What is Reverse DNS?

Print Version
Share to a friend

Reverse DNS (Domain Name System) lookup, also known by the acronym (rDNS),

is the process by which someone can look up a host name given a particular IP address.

Reverse DNS is also known in some places as reverse resolving. It is the opposite of DNS lookup,

by which someone looks up an IP address given a particular host name.

 

Why use Reverse DNS?

A reverse DNS lookup is usually performed for troubleshooting purposes.

Commonly, tools like a traceroute or a ping will do a reverse DNS lookup to determine the

flow of traffic from one point to another. Another common place for reverse DNS lookup is

when accessing a person’s email. Many modern email providers will do reverse DNS lookups to

determine if an email was sent from a known spam address. Finally, reverse DNS can be used

to make sure that there is a proper relationship between the owner of a server and the

owner of a domain name. This technique, known as Forward Confirmed reverse DNS (FCrDNS)

is used to put a stop to phishing sites and spammers.

 

What is IPv4 Reverse DNS lookup?

IPv4 Reverse DNS is a type of reverse DNS that uses a reverse IN-ADDR entry with the

special domain “in-addr.arpa”. The IP address represented in the in-addr.arpa domain

is written in reverse order to the usual way that the IP address is written. For example,

if a person was performing a reverse domain lookup for an address such as 192.168.1.1,

he would do the lookup using 1.1.168.192.in-addr.arpa.

 

What is IPv6 Reverse DNS lookup?

IPv6 Reverse DNS lookup is a type of reverse DNS that uses the special domain ip6.arpa.

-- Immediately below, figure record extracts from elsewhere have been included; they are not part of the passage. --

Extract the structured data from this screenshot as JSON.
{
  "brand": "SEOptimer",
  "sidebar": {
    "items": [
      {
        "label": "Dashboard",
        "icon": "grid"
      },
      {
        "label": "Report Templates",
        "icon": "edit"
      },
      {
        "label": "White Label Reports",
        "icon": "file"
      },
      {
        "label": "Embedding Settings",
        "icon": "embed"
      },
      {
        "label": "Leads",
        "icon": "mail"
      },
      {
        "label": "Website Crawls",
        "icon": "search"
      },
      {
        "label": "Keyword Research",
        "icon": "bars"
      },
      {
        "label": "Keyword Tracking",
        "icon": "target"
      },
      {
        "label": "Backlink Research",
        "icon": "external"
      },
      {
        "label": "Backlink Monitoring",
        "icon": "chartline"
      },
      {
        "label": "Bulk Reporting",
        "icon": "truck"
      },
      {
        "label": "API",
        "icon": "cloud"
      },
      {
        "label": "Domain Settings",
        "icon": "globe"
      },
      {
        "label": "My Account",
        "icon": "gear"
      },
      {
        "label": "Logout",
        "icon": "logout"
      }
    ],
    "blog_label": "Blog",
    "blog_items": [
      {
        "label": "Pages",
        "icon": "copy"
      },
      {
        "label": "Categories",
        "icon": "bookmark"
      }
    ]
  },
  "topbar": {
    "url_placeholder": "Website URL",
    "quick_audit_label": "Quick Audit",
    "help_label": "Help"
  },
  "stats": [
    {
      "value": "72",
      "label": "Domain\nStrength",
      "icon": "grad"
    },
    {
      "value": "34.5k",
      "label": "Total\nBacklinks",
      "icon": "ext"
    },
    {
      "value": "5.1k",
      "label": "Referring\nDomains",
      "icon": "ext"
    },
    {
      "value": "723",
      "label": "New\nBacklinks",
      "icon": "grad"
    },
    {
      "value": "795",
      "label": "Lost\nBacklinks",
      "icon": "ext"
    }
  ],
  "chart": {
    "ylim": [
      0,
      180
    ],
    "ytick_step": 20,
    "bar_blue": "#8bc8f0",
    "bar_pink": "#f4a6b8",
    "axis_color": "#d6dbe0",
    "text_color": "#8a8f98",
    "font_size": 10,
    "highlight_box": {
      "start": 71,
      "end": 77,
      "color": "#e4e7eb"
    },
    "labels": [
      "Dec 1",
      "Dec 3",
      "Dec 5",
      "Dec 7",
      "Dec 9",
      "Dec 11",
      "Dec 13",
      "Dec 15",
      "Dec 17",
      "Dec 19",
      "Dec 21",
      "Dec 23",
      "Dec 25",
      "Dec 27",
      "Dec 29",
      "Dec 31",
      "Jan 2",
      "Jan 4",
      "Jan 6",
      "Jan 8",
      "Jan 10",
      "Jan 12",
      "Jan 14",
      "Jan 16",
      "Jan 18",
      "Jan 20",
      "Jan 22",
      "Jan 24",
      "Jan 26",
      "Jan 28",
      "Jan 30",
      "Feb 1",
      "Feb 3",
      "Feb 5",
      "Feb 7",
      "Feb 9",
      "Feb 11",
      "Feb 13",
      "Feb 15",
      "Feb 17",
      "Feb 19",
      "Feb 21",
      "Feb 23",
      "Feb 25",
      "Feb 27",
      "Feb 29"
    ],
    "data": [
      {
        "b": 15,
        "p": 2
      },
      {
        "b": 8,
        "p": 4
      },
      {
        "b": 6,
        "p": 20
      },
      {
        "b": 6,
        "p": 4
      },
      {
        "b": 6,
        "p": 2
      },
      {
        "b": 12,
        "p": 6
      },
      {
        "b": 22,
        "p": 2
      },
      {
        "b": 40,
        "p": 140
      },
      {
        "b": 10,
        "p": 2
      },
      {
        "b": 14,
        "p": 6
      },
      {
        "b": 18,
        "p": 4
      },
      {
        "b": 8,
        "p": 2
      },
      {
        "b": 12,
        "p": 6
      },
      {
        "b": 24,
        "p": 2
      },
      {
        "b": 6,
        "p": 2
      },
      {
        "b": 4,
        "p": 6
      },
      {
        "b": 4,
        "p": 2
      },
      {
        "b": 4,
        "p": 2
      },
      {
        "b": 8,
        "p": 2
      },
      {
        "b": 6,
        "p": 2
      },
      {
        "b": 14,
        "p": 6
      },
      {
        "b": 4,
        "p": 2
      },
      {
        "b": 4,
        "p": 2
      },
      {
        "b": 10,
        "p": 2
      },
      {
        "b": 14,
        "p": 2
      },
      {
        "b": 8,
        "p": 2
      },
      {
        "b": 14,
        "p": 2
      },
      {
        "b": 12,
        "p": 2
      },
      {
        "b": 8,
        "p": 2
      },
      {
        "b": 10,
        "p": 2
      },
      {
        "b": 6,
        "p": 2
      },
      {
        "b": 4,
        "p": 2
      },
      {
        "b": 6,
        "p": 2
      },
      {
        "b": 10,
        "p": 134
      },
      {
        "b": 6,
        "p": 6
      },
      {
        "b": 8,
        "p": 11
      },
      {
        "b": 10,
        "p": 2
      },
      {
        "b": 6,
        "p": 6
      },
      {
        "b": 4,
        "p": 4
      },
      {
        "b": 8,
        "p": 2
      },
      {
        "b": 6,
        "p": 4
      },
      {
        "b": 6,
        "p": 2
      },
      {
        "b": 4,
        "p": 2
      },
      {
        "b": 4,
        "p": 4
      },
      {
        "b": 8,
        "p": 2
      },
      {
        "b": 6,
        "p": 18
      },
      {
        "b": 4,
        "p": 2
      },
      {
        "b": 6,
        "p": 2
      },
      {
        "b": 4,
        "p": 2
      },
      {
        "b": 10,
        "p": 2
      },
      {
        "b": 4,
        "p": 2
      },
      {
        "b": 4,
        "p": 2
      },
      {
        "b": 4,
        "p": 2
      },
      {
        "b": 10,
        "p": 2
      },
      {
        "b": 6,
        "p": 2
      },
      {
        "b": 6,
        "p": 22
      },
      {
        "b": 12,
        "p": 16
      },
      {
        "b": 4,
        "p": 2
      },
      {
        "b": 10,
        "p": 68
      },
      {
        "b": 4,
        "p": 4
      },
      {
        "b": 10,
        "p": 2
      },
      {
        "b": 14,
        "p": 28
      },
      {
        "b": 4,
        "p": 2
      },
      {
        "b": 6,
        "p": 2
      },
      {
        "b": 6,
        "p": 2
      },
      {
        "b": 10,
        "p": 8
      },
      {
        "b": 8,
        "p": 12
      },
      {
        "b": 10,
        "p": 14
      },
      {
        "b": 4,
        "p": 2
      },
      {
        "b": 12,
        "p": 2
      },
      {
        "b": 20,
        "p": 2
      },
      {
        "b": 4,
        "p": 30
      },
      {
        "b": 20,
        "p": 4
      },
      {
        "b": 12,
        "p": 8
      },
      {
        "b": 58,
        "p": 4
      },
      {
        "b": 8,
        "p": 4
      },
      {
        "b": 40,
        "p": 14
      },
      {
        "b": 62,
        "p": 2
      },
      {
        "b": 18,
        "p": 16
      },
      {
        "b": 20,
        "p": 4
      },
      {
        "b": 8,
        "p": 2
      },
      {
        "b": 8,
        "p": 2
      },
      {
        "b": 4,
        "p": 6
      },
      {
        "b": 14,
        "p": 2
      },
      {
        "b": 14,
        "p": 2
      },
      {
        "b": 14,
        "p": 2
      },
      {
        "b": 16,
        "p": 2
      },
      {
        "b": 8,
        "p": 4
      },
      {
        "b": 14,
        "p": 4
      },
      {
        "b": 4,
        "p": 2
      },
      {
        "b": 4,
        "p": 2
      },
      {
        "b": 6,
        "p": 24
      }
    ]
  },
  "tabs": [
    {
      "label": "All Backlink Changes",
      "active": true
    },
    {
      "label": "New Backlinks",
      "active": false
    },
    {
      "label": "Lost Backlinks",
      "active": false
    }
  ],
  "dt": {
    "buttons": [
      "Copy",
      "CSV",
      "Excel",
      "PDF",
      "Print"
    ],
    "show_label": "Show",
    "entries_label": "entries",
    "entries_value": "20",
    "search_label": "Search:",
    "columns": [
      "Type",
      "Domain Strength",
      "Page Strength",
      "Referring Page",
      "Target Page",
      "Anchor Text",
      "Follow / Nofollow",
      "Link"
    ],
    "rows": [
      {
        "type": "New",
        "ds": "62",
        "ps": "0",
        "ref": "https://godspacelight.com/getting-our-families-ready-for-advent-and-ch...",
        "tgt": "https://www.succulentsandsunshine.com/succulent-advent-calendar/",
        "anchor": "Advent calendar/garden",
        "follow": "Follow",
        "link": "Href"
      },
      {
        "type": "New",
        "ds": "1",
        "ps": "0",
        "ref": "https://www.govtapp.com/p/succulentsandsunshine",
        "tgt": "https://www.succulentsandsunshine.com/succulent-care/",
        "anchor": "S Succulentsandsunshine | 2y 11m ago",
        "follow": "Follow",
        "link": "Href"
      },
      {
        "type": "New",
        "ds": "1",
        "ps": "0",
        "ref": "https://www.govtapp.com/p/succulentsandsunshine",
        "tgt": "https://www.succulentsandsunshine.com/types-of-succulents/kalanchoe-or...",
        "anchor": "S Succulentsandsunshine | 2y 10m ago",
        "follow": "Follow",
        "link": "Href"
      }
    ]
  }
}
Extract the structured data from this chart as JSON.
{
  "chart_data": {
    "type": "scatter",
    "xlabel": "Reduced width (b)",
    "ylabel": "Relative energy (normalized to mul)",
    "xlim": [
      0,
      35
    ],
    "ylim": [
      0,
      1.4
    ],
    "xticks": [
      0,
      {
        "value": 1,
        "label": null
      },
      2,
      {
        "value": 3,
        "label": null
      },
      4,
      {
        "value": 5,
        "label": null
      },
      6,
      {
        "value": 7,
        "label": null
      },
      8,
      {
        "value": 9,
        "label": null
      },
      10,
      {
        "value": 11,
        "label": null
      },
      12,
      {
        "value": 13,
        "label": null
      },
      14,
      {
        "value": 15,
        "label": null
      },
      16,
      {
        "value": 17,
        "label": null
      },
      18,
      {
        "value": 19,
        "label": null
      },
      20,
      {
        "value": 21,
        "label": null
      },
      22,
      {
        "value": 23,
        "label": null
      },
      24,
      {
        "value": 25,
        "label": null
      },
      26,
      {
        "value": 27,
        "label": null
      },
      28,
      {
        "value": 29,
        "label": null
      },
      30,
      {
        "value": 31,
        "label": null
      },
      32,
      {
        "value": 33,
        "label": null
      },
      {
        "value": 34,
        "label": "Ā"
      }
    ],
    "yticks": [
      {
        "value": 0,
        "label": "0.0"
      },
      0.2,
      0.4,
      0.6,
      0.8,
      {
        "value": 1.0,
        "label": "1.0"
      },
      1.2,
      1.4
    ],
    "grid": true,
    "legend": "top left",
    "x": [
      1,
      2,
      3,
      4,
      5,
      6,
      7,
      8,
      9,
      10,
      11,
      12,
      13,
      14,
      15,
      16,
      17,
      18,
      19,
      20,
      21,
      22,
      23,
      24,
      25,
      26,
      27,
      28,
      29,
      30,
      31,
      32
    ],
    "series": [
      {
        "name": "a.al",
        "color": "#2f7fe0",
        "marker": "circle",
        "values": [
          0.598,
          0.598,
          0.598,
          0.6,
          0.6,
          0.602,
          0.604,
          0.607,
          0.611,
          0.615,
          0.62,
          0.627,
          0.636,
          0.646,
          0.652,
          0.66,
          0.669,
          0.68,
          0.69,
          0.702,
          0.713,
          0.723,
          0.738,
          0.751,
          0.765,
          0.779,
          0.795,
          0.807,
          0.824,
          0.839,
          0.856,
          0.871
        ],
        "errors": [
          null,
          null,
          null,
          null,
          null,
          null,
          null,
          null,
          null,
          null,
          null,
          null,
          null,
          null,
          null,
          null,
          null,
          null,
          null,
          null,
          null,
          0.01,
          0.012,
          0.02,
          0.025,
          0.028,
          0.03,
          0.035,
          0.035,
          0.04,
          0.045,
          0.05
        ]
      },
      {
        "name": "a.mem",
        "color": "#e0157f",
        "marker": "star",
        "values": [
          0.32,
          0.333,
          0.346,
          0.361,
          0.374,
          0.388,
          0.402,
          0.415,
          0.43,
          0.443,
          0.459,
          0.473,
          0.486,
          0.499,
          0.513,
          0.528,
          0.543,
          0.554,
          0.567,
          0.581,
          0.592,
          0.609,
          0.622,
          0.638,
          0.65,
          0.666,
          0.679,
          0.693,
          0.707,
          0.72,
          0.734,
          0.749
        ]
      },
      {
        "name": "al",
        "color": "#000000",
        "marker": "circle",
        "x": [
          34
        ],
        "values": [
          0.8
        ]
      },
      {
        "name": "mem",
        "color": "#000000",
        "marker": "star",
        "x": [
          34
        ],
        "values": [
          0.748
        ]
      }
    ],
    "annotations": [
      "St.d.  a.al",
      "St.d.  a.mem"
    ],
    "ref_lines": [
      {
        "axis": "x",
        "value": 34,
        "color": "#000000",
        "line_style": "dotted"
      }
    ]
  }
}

Unlike IPv4 Reverse DNS lookup, IPv6 Reverse DNS lookup does not use the standard IP address

style of looking up host names. Instead, it uses a sequence of nibbles, or four bit aggregations,

in reverse order with each number separated by a period. For example, if a person was performing

a reverse domain lookup for an address such as 2001:0db8:0:0:0:0:1428:57ab he would do the lookup

using b.a.7.5.8.2.4.1.0.0.0.0.8.b.d.0.1.0.0.2.ip6.arpa.

 

What happens when there are multiple host names assigned to one IP address?

A reverse DNS lookup will be able to determine all of the host names associated with

a particular IP address, though this practice is sometimes frowned upon.

Many cheap web hosting plans will offer shared virtual hosts where many sites

share space on the same IP address. Although this does not affect the validity of

the information returned by a reverse DNS lookup, it can lead to problems with other services.